The aim eventually, is that the TV set of the future will be able to handle
interactive multimedia content along with high quality broadcast content. Similarly,
the internet will provide broadcast quality performance and presentations within
its already multimedia rich layouts.
As was stated earlier, the internet uses HTML to describe scene content. HTML
on its own however, only describes the placement of the content and not its
behaviour. Usually, designers need to resort to scripting languages in order
to achieve dynamic, interactive presentations. MPEG-4 provides a much more
versatile language known as Binary Format for Scenes or BIFS, which is more
closely related to the Virtual Reality Modelling Language (VRML), and is widely
used on the internet for 3-D modelling and manipulation of 3-D objects.
BIFS not only offers a way to describe the scene’s contents and their
placement, but also how objects behave in response to user events. It can also
be used to animate objects and change their characteristics dynamically. One
other feature of BIFS, and in keeping with the overall philosophy of the MPEG-4
standard to make the most efficient use of the available bandwidth, is that
it is a binary format and not text as in the case of HTML and VRML, making
it much more compact.
At the heart of any presentation is its content and MPEG-4 is very precise
about the definition of its content.
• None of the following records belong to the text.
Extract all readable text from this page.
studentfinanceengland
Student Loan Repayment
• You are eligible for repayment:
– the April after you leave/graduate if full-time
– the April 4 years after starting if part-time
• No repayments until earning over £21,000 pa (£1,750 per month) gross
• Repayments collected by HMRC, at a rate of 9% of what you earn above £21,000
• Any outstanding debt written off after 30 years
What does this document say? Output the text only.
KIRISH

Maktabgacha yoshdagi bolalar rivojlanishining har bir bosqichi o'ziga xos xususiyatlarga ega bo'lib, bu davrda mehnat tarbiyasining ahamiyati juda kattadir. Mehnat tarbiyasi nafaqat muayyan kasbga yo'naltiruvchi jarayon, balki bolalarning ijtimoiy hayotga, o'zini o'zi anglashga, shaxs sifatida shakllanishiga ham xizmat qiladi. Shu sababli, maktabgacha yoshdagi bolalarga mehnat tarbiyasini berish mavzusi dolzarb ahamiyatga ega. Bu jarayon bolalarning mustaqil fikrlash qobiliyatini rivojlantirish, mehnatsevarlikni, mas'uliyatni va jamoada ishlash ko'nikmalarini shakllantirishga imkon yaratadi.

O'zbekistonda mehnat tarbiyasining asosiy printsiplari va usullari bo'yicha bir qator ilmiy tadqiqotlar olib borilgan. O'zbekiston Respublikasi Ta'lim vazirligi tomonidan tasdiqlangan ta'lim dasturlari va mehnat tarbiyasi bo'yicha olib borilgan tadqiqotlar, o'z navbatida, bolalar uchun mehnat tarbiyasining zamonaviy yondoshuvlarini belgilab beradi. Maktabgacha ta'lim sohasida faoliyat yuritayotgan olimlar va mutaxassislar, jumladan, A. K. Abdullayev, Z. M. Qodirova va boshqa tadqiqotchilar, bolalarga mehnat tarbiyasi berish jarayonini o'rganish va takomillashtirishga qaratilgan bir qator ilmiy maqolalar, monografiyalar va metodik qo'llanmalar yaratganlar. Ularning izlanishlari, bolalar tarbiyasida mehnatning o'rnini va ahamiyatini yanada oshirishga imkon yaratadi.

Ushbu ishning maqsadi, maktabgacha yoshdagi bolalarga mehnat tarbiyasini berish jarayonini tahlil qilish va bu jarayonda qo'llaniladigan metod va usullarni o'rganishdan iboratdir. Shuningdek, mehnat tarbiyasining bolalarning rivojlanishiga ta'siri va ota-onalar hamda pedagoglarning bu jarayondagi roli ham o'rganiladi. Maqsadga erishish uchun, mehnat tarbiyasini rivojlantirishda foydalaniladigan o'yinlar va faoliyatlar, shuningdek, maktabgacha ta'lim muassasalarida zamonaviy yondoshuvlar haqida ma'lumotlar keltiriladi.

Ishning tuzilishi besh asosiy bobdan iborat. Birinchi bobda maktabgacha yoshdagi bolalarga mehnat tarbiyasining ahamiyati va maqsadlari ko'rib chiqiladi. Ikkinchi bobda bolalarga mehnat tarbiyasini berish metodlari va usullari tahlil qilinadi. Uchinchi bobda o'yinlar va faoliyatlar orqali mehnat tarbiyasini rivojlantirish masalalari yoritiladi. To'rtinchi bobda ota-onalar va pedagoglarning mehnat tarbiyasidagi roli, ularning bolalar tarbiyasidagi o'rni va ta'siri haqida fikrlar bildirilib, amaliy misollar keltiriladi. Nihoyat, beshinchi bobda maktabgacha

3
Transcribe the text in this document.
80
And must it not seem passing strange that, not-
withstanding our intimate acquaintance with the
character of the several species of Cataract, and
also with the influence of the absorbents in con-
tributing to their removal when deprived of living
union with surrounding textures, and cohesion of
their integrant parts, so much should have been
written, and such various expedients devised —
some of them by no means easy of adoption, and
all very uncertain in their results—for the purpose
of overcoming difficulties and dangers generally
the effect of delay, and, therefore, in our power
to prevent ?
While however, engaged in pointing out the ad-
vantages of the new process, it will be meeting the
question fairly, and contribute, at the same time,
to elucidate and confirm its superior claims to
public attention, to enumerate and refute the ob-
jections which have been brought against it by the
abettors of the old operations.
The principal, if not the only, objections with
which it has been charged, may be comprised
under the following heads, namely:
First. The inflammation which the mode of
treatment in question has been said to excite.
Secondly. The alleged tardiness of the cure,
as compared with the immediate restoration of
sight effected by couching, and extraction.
A single element used in a presentation
is referred to as an object. Objects can be combined to produce compound objects,
and a collection of objects and/or compound objects make up a scene.
An object can be natural or synthetic (i.e. computer generated), and includes
still images, audio, video, text, 2D and 3D meshes, and synthetic face and
body objects. Each object is independent of all other objects and can exist
in 2 or 3 dimensional space, including sound. As has been said, objects can
be combined to form new, compound objects such as a human figure with its associated
voice. The designer or author creates a scene by combining as many objects
and compound objects as are required.
An obvious advantage in using objects is reusability, since an object is
defined once but can be used as often as required in a scene, with each instance
having different characteristics such as size or colour. Perhaps the major
advancement however, is the ability for the author to allow the end-user
to interact with the scene’s objects – move them to a different
location, change an object’s characteristics, change viewpoint. For
example, in a hypothetical advertisement, where the latest model four-wheel-drive
is cruising down a serene country road, the user can change the colour of
the car, swap in the 2-door or 4-door model in the scene, add or remove roof-racks,
or even change the background scenery from an autumn to a summer’s
day.